Ordinary income has generally been held to include three categories, namely income from rendering personal services, income from property and income from carrying on a business.

Other characteristics of income that have evolved from case law include receipts that:

Payments of salary and wages are income according to ordinary concepts and are included in assessable income under section 6-5 of the ITAA 1997.

An amount paid to compensate for loss generally acquires the character of that for which it is substituted ( FC of T v. Dixon (1952) 86 CLR 540; (1952) 5 ATR 443; 10 ATD 82). Compensation payments which substitute income have been held by the courts to be income under ordinary concepts ( FC of T v. Inkster (1989) 20 ATR 1516; 89 ATC 5142; Tinkler v. FC of T (1979) 10 ATR 411; 79 ATC 4641; Case Y47 (1991) 22 ATR 3422; 91 ATC 433).

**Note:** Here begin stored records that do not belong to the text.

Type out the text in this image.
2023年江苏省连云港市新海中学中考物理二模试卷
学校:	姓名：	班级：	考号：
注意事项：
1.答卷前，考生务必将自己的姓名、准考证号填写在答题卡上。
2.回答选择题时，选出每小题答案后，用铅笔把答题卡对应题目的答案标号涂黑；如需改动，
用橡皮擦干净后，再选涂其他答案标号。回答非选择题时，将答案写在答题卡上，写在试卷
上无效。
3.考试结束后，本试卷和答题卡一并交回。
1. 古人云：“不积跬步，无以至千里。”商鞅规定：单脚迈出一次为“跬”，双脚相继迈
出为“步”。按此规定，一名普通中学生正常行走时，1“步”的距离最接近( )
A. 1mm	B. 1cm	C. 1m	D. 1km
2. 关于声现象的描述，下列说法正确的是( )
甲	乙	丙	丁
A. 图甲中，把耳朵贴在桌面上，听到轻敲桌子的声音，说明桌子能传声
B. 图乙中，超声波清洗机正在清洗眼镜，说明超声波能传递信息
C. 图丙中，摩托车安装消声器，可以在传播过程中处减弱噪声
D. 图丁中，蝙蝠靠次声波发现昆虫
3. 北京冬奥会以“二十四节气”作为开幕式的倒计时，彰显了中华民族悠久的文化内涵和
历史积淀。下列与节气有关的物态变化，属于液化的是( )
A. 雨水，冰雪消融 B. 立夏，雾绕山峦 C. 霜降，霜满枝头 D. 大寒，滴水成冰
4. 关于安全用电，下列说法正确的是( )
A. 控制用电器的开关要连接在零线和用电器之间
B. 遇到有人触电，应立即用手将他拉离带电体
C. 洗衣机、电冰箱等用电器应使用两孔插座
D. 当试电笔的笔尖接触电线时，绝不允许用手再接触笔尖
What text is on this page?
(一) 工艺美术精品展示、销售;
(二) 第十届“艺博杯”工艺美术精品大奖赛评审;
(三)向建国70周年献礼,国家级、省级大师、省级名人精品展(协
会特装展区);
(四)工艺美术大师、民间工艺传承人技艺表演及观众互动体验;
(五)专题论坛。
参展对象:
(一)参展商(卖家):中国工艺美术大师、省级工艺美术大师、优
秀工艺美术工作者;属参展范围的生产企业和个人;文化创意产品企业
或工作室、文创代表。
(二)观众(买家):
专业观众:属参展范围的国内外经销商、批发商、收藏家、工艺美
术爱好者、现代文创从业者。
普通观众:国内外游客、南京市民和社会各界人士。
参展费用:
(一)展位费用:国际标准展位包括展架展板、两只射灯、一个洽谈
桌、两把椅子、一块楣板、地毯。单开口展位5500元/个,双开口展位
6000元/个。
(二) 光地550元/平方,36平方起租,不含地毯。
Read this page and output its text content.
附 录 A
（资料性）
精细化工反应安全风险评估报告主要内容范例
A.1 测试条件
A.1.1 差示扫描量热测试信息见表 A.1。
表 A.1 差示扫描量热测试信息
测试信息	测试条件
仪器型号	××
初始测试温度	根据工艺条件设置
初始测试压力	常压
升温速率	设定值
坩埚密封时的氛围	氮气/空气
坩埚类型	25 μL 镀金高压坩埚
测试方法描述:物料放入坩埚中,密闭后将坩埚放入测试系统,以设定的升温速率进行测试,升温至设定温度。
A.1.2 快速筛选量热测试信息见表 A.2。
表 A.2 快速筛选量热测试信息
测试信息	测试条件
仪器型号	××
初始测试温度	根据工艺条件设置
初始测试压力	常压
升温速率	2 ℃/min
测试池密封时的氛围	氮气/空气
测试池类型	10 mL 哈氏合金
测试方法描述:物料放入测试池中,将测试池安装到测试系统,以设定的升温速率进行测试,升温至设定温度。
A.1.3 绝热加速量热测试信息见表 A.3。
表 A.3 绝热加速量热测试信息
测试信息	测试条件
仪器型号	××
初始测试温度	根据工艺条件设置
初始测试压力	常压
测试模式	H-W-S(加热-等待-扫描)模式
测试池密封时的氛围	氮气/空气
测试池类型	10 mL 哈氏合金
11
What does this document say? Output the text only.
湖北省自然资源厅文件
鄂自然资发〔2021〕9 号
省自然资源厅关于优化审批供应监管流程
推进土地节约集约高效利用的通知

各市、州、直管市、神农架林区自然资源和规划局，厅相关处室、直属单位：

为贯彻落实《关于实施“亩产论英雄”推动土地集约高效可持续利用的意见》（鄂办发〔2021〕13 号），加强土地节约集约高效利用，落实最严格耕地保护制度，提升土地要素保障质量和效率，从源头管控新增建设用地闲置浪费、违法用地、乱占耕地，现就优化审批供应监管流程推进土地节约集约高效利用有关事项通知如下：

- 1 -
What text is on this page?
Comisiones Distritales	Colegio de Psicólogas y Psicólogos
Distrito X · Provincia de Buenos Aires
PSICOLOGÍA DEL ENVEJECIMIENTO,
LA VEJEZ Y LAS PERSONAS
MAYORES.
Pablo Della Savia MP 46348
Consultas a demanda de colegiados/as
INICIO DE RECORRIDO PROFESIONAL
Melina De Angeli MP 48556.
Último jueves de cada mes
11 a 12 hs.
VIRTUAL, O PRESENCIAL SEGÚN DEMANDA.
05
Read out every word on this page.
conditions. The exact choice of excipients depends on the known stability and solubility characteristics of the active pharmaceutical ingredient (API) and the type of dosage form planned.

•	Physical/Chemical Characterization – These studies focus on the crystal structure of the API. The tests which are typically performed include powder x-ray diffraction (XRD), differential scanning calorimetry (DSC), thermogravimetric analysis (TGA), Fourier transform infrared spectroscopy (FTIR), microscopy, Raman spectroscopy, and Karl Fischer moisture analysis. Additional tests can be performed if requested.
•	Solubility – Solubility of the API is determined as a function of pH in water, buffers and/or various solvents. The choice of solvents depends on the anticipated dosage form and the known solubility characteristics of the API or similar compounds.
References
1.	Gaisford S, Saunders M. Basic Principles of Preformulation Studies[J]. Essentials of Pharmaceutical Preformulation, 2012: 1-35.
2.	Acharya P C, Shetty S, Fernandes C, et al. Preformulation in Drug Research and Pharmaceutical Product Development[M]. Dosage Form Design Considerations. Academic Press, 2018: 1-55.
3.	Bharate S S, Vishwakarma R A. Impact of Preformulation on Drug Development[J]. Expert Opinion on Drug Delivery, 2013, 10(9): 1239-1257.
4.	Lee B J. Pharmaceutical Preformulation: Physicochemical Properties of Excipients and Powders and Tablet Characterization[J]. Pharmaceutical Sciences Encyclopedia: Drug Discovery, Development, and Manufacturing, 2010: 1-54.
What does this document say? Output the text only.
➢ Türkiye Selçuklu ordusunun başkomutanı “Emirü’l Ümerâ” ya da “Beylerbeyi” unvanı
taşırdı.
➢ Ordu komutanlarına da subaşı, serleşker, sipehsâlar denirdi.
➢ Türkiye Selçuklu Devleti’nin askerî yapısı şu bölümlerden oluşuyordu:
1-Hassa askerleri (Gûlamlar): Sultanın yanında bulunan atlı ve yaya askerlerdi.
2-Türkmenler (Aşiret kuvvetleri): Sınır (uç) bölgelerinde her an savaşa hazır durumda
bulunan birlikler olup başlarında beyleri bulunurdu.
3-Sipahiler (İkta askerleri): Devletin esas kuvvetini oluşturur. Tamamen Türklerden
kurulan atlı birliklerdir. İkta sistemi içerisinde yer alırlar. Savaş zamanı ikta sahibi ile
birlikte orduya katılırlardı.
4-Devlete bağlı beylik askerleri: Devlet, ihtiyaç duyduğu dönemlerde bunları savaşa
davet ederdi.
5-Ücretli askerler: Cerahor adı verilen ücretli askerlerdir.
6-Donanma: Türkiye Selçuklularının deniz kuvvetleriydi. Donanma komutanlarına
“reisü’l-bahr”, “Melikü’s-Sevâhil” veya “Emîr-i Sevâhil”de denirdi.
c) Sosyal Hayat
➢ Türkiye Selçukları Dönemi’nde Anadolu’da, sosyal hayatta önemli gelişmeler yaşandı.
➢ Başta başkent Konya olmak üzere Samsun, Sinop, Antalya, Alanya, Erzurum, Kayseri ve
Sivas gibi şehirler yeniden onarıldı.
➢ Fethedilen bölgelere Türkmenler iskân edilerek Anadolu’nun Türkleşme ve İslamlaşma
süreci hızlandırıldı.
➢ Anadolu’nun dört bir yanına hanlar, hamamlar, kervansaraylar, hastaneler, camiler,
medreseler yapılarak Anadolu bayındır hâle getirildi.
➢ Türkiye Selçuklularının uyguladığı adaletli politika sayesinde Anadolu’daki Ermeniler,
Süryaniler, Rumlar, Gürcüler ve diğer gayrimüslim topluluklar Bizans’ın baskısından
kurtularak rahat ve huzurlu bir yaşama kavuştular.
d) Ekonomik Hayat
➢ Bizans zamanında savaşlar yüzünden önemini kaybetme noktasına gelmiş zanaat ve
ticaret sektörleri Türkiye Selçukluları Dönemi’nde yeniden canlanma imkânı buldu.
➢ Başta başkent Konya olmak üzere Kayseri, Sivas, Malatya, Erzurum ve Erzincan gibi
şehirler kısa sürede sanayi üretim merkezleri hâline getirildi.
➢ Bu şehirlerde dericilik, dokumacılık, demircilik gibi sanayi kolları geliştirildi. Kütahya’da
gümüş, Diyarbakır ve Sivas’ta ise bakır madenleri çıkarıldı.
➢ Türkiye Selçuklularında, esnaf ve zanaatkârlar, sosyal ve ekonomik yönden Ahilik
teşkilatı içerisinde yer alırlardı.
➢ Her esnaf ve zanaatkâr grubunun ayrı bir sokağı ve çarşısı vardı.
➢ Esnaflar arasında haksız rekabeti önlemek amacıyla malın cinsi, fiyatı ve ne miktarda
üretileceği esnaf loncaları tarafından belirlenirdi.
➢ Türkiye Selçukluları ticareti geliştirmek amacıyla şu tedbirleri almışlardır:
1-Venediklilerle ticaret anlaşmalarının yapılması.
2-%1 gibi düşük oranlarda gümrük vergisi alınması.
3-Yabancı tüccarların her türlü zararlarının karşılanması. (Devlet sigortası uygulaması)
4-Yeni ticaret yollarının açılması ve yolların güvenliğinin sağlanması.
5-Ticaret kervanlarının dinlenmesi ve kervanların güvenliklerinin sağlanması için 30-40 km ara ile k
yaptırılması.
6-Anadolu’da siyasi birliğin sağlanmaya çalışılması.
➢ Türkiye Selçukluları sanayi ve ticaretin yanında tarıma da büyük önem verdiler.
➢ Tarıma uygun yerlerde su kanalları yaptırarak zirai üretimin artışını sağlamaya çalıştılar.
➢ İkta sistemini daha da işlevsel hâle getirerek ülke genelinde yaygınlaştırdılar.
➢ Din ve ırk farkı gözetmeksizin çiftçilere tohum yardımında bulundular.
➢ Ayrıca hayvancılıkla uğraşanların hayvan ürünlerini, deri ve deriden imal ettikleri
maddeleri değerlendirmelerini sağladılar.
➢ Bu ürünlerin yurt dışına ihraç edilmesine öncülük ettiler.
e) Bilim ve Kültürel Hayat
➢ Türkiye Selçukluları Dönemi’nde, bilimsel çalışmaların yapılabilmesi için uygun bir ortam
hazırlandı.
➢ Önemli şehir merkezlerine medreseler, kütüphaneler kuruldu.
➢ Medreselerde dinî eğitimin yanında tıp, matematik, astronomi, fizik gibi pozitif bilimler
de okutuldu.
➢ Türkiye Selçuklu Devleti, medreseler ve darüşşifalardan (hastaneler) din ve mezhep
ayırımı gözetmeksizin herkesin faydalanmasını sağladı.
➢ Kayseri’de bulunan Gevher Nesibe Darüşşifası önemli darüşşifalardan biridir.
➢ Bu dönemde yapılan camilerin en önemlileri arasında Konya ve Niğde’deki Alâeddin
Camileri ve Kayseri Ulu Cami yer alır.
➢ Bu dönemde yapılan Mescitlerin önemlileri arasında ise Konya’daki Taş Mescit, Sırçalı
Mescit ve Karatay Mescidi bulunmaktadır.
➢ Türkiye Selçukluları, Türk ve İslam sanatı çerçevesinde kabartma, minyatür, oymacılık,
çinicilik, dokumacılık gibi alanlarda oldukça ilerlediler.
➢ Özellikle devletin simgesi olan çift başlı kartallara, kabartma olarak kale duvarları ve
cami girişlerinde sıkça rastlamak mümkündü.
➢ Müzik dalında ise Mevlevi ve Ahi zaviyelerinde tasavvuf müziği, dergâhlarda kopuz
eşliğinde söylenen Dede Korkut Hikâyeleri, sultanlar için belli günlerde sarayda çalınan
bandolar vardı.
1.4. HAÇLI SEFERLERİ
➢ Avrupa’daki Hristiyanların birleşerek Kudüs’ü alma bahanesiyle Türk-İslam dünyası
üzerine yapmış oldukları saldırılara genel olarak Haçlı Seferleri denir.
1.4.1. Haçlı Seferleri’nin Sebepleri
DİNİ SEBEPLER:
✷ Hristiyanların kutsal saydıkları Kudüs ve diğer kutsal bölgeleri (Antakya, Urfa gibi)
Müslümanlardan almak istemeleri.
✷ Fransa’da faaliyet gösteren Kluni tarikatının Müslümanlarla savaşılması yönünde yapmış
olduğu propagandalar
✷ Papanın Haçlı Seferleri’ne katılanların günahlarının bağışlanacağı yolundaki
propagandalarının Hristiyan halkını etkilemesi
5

In your case, as a result of an injury sustained whilst on holidays you were unable to perform your normal or suitable alternative work when you returned home. The insurance company paid you a loss of income benefit, which was calculated on a capped weekly amount, subject to a maximum limit.

These payments are considered to be ordinary income as they acquire the character of the salary and wages for which they are substituted. The payments are assessable under subsection 6-5(2) of the ITAA 1997.